Menurut Taralamsyah sendiri sebelum revolusi sosial 1946 hanya ada sekitar 200 seni musik untuk jenis hiburan, sakral dan lagu rakyat. Belajar hal yang sama selama empat tahun atau selama kurang lebih 1.500 hari membuat Taralamsyah sangat paham semua jenis hiburan itu termasuk pola ketukan dan nada gonrang.
Diajari sejak usia muda membuat Taralamsyah hafal luar kepala semuanya tentang musik gonrang. “Semua ada di sini,” kata Taralamsyah menunjuk kepalanya tentang seni budaya masa lampau Simalungun. Hal itu dia utarakan ketika ada seruan putranya tentang cara merestorasi semua arsip seni musik Simalungun yang telah hangus terbakar.

Di usia delapan hingga dua belas tahun itu Taralamsyah juga diajari tentang makna dan fungsi setiap musik gonrang. Taralamsyah ibaratnya hanya mirip dengan minum air putih jika setiap kali dia diminta memainkan musik gonrang. Baginya, juga seperti minum air dingin saja ketika diminta memberi pemahaman soal musik gonrang.

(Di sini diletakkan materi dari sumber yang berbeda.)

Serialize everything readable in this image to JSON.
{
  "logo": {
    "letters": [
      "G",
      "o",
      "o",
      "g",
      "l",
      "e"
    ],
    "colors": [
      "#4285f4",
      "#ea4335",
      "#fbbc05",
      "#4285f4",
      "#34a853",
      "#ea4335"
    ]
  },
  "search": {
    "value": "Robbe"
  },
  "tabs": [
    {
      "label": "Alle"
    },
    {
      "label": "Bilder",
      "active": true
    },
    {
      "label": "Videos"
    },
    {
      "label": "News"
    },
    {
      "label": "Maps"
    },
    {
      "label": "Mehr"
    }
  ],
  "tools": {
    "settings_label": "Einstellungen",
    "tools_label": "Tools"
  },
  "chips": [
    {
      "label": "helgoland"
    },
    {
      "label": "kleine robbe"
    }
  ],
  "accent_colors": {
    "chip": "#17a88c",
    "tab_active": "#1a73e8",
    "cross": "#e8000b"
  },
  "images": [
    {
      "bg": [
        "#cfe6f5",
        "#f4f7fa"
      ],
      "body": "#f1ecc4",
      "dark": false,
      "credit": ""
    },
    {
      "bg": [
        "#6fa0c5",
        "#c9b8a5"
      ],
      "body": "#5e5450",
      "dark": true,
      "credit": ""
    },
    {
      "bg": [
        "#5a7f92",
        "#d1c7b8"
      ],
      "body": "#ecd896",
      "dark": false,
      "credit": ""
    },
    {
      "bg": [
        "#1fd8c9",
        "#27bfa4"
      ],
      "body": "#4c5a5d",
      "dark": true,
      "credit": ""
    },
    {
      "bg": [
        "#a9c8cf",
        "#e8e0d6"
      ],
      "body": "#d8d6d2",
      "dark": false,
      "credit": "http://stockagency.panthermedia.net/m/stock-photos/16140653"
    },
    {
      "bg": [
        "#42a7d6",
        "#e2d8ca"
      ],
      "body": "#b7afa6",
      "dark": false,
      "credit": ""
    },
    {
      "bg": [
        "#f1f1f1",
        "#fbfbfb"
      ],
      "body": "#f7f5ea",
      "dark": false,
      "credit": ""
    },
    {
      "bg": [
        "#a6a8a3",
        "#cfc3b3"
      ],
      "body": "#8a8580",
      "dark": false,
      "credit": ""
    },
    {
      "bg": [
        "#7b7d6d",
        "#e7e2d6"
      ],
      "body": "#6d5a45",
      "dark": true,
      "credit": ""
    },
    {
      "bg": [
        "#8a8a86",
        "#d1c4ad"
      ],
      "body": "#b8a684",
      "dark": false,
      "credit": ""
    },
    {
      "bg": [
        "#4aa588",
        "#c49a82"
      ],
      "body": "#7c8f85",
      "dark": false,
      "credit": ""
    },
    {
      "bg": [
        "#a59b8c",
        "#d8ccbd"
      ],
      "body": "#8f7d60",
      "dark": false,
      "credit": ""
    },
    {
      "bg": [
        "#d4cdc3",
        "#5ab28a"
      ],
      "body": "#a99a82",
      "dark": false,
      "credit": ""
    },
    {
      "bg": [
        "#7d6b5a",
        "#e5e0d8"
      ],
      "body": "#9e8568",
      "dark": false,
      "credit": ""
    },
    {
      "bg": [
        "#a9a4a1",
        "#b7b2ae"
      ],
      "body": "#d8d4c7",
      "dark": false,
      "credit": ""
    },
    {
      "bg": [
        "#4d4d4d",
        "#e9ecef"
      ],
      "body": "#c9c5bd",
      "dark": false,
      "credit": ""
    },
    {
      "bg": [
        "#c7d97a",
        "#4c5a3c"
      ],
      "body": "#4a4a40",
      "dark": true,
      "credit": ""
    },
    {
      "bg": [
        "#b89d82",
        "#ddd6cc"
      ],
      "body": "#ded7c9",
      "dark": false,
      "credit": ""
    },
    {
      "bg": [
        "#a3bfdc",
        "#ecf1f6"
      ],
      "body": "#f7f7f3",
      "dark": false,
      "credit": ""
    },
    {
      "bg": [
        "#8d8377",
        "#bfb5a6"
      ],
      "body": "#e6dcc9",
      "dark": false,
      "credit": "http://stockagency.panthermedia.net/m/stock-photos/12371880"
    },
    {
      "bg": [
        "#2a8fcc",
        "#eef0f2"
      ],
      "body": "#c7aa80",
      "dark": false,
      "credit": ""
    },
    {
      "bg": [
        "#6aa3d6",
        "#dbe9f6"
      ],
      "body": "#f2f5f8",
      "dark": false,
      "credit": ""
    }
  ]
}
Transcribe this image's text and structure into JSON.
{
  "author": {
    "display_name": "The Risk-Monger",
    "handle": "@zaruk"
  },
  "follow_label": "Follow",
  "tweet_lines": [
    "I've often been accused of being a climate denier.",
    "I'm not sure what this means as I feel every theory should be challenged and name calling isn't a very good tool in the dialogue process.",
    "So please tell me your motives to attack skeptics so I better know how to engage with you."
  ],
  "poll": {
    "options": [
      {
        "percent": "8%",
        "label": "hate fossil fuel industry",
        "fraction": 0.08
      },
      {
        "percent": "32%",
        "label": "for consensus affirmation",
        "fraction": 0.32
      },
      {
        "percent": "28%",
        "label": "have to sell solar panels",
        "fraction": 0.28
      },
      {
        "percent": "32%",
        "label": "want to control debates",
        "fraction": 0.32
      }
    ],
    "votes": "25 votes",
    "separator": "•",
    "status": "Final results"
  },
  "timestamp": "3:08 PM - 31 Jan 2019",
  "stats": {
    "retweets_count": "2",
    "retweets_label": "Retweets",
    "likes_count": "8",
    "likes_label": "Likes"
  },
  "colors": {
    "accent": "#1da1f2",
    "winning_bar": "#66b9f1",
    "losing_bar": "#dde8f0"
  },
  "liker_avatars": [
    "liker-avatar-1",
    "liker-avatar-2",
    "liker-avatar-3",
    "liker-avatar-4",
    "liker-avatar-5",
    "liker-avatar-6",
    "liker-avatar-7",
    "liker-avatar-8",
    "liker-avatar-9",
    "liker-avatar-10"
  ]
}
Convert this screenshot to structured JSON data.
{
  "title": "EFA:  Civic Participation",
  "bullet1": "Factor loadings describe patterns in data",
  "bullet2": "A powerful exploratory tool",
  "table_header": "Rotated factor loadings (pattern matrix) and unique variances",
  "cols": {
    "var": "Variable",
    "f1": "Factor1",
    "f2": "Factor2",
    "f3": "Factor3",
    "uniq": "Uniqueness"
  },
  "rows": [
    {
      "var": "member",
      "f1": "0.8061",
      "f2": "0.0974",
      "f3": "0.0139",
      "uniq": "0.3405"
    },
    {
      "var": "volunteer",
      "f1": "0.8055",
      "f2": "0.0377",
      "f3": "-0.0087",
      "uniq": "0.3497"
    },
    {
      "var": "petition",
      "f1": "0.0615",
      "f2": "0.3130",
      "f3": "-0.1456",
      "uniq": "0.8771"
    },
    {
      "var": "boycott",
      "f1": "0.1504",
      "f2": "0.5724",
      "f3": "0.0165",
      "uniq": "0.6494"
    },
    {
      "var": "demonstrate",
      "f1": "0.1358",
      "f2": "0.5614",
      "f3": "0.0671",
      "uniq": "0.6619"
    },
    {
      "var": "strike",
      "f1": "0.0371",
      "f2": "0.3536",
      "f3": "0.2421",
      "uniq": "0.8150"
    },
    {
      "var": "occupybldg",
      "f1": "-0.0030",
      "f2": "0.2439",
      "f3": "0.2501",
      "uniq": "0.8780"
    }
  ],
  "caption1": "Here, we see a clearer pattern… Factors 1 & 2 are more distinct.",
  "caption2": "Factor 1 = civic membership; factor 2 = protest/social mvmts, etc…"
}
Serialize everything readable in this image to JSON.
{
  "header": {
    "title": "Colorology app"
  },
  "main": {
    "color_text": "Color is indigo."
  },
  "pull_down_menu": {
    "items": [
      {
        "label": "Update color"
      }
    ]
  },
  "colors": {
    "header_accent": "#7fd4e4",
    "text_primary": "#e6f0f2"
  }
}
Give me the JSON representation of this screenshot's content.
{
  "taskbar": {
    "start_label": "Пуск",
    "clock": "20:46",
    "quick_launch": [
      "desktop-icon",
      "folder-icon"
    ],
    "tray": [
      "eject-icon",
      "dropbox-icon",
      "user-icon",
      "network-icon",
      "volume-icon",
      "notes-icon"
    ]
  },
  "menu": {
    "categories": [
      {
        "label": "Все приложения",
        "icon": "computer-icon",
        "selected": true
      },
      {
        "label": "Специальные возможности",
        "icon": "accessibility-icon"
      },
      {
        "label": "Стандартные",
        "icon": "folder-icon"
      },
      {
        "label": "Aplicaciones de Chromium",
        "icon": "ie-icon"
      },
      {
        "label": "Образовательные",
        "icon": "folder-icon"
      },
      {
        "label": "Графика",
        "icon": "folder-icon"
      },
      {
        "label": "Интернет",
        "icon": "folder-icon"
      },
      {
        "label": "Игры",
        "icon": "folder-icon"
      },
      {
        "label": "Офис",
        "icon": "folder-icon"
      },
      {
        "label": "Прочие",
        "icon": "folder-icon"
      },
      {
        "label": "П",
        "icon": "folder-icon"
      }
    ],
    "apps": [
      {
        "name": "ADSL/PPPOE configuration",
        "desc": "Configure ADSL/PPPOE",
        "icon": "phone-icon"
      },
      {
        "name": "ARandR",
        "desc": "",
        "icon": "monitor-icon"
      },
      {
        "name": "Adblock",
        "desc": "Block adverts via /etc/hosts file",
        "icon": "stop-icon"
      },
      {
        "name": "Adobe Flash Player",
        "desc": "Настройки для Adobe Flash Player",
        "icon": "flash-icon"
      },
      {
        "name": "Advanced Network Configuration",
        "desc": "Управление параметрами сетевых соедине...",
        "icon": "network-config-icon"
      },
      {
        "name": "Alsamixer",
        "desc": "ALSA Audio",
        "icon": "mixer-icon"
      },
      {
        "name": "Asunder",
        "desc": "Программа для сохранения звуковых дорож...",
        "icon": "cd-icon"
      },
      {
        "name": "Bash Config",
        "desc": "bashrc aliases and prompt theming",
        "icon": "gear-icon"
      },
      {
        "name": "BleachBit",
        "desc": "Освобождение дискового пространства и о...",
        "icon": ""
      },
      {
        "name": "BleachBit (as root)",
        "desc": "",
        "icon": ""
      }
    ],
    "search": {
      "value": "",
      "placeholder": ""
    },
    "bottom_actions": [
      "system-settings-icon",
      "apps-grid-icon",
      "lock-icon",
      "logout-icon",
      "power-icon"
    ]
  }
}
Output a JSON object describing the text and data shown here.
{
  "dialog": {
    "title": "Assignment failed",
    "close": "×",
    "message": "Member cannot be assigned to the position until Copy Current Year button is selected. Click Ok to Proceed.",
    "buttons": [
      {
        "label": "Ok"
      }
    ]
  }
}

Daya ingatnya sangat kuat. Mungkin ini diperkuat dengan daya intelektualnya yang dikategorikan sebagai jenius oleh keponakannya, Djawasmen Purba. “Dalam pandangan saya dia seorang jeniusnya di dunia musik,” kata Djawasmen yang berusia 79 tahun pada Januari 2014.

Beranjak remaja dunia musik terus menarik minatnya. Bisa dikatakan dia telah mematrikan cita-citanya pada musik dan seni budaya. Pada periode 1930-1933 Taralamsyah melanjutkan pelajaran musik dengan mempelajari not-not dan biola. Gurunya adalah abangnya sendiri, Jan Kaduk.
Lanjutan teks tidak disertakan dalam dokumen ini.